Bosa, Casa Deriu: camera da letto

Bosa, Museo Casa Deriu

Tipologia: Palazzo storico e arte moderna

Informazioni
Indirizzo: corso Vittorio Emanuele II, 59 - 09089 Bosa
Cell. +39 328 8789521
Ente titolare: Comune di Bosa
Ente gestore: TACS Visit & Tours s.n.c.
Orari:
Gennaio-Maggio e 16 Settembre-31 Dicembre
MA-DO 10:00-13:00 e 15:00-17:00
Giugno
MA-DO 10:30-13:00 e 17:00-20:00
01 Luglio-15 Settembre
MA-DO 10:30-13:00 e 18:00-23:30
Biglietto:
Intero - euro 4,50 - dai 13 ai 64 anni
Ridotto - euro 3,00 - minori da 6 a 12 anni, adulti oltre 64 anni, classi scolastiche e gruppi di almeno 10 persone
Cumulativo intero - euro 7,00 - dai 13 ai 64 anni, per visita a Museo Casa Deriu, Pinacoteca Antonio Atza, Raccolta Melchiorre Melis e Museo delle Conce
Cumulativo ridotto - euro 5,00 - minori da 6 a 12 anni, adulti oltre 64 anni, classi scolastiche e gruppi di almeno 10 persone, per visita a Museo Casa Deriu, Pinacoteca Antonio Atza, Raccolta Melchiorre Melis e Museo delle Conce
Gratuito - minori sino ai 5 anni
E-mail: tacs.snc@gmail.com
Sito web: www.tacsvt.it

Il museo
Il Museo è situato nel corso Vittorio Emanuele, nella zona detta "Sa Piatta", in un palazzo ottocentesco. L'edificio, su tre piani, è il risultato dell'accorpamento di più abitazioni e costituisce, con le sue volte affrescate e i suoi arredi, una bella testimonianza di abitazione borghese del centro storico bosano.
L'esposizione è strutturata in tre ambienti tematici: una parte ospita l'allestimento di mostre temporanee sugli usi, costumi e tradizioni bosane. Un'altra parte comprende il cosiddetto piano nobile, un autentico appartamento signorile rimasto esattamente com'era nell'Ottocento.
Il fulcro del percorso museale è la mostra permanente della produzione artistica di Melkiorre Melis. Attraverso questa collezione si ha una conoscenza della produzione del più importante ed eclettico pittore bosano, che comprende, oltre ai quadri, anche manufatti di varia ispirazione.
Sono numerose le opere esposte, in quanto l'artista si è dedicato alla creazione di mobili, oggetti e ceramiche, e comprendono anche il periodo africano. La sua esperienza libica come direttore della Scuola di Arte e Mestieri Indigeni a Tripoli gli aveva permesso infatti di rinnovare la sua produzione sulla base di suggestioni primitiviste e delle affinità fra queste e la produzione artistica della Sardegna.
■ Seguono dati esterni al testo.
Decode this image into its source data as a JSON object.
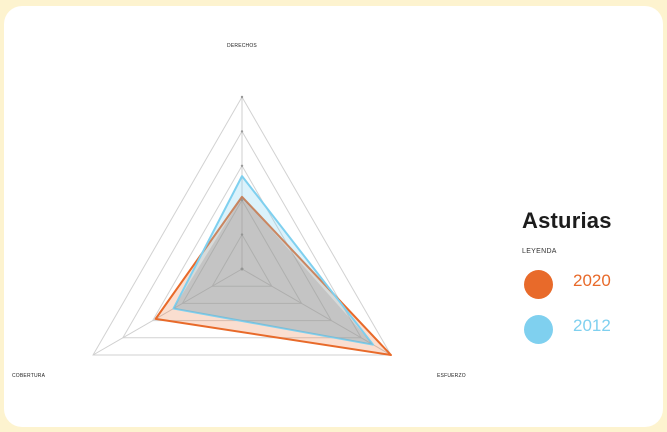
{
  "chart_data": {
    "type": "radar",
    "title": "Asturias",
    "legend_title": "LEYENDA",
    "axes": [
      "DERECHOS",
      "ESFUERZO",
      "COBERTURA"
    ],
    "levels": 5,
    "range": [
      0,
      5
    ],
    "grid": true,
    "legend_position": "right",
    "series": [
      {
        "name": "2020",
        "color": "#e86a2a",
        "values": [
          2.1,
          5.0,
          2.9
        ]
      },
      {
        "name": "2012",
        "color": "#7fd0ef",
        "values": [
          2.7,
          4.4,
          2.3
        ]
      }
    ]
  }
}
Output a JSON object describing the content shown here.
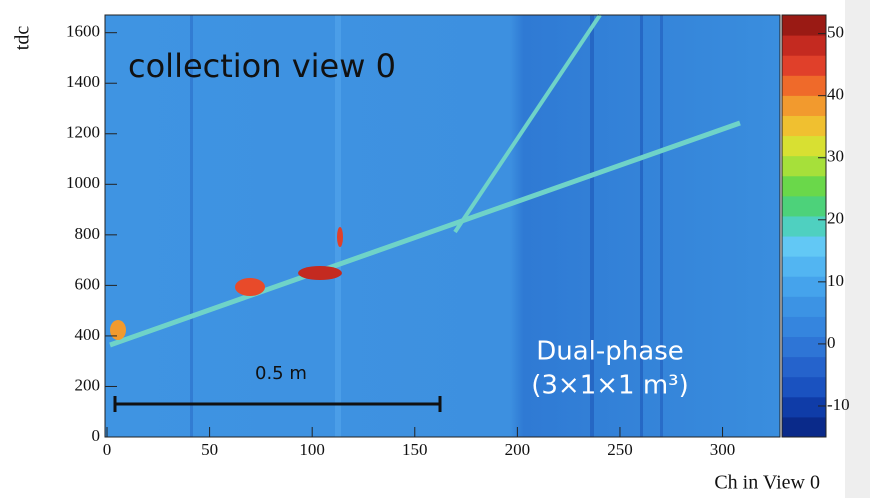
{
  "chart_data": {
    "type": "heatmap",
    "xlabel": "Ch in View 0",
    "ylabel": "tdc",
    "annotations": [
      "collection view 0",
      "0.5 m",
      "Dual-phase",
      "(3×1×1 m³)"
    ],
    "xlim": [
      0,
      328
    ],
    "xticks": [
      0,
      50,
      100,
      150,
      200,
      250,
      300
    ],
    "ylim": [
      0,
      1670
    ],
    "yticks": [
      0,
      200,
      400,
      600,
      800,
      1000,
      1200,
      1400,
      1600
    ],
    "zlim": [
      -15,
      53
    ],
    "zticks": [
      -10,
      0,
      10,
      20,
      30,
      40,
      50
    ],
    "colorscale": [
      "#0a2a8a",
      "#0f3ca8",
      "#1a52c0",
      "#2563cc",
      "#2e75d6",
      "#3585de",
      "#3c93e4",
      "#45a3ec",
      "#52b5f2",
      "#62c8f5",
      "#4fd0c0",
      "#4dd27a",
      "#6ad84a",
      "#a6e03a",
      "#d8e032",
      "#f0c030",
      "#f29a2e",
      "#ef6a2a",
      "#e0402a",
      "#c42a20",
      "#9a1a14"
    ]
  }
}
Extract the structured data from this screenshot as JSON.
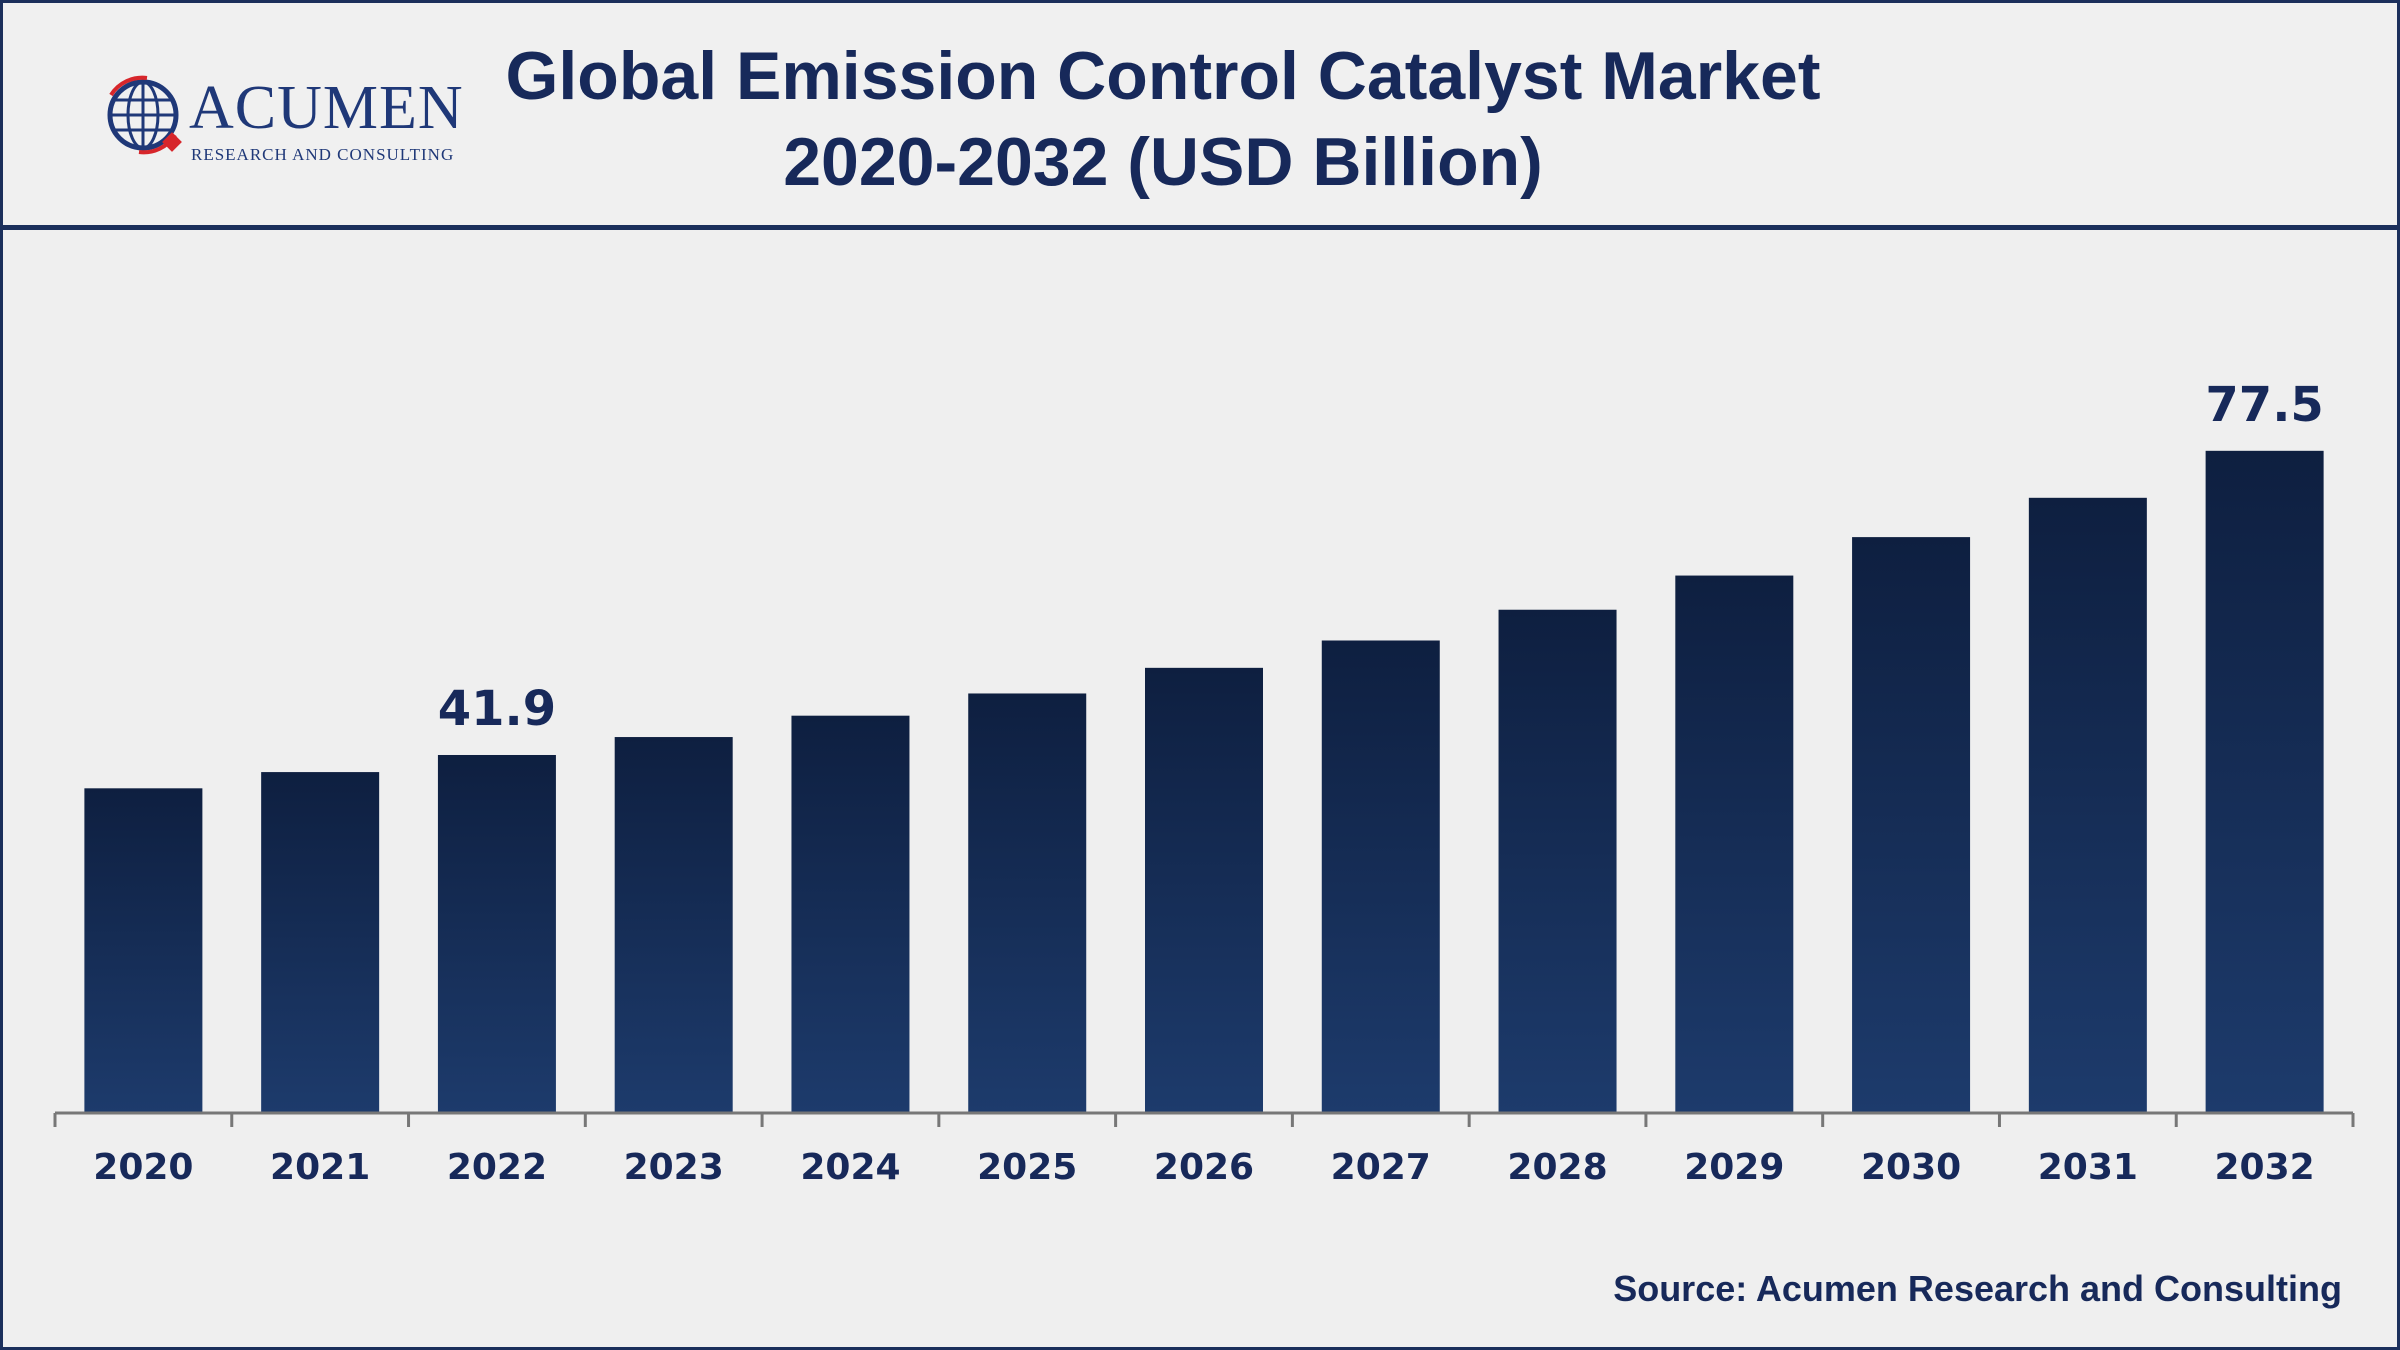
{
  "header": {
    "logo_word": "ACUMEN",
    "logo_sub": "RESEARCH AND CONSULTING",
    "title_line1": "Global Emission Control Catalyst Market",
    "title_line2": "2020-2032 (USD Billion)"
  },
  "source": "Source: Acumen Research and Consulting",
  "colors": {
    "bar_top": "#0e1f40",
    "bar_bottom": "#1d3b6c",
    "text": "#17295a",
    "axis": "#777777"
  },
  "chart_data": {
    "type": "bar",
    "title": "Global Emission Control Catalyst Market 2020-2032 (USD Billion)",
    "xlabel": "",
    "ylabel": "",
    "grid": false,
    "legend": "none",
    "categories": [
      "2020",
      "2021",
      "2022",
      "2023",
      "2024",
      "2025",
      "2026",
      "2027",
      "2028",
      "2029",
      "2030",
      "2031",
      "2032"
    ],
    "values": [
      38.0,
      39.9,
      41.9,
      44.0,
      46.5,
      49.1,
      52.1,
      55.3,
      58.9,
      62.9,
      67.4,
      72.0,
      77.5
    ],
    "data_labels": [
      {
        "category": "2022",
        "text": "41.9"
      },
      {
        "category": "2032",
        "text": "77.5"
      }
    ],
    "ylim": [
      0,
      80
    ]
  }
}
Perché è importante visitarlo
La visita guidata permette di approfondire la conoscenza delle risorse storiche e artistiche presenti nel territorio bosano ma, soprattutto, permette di conoscere l'enorme produzione melisiana che, abbracciando le molteplici espressioni dell'arte, distinguerà il Melis dagli altri artisti sardi suoi contemporanei.

Servizi
Visite guidate, laboratori didattico-educativi su prenotazione.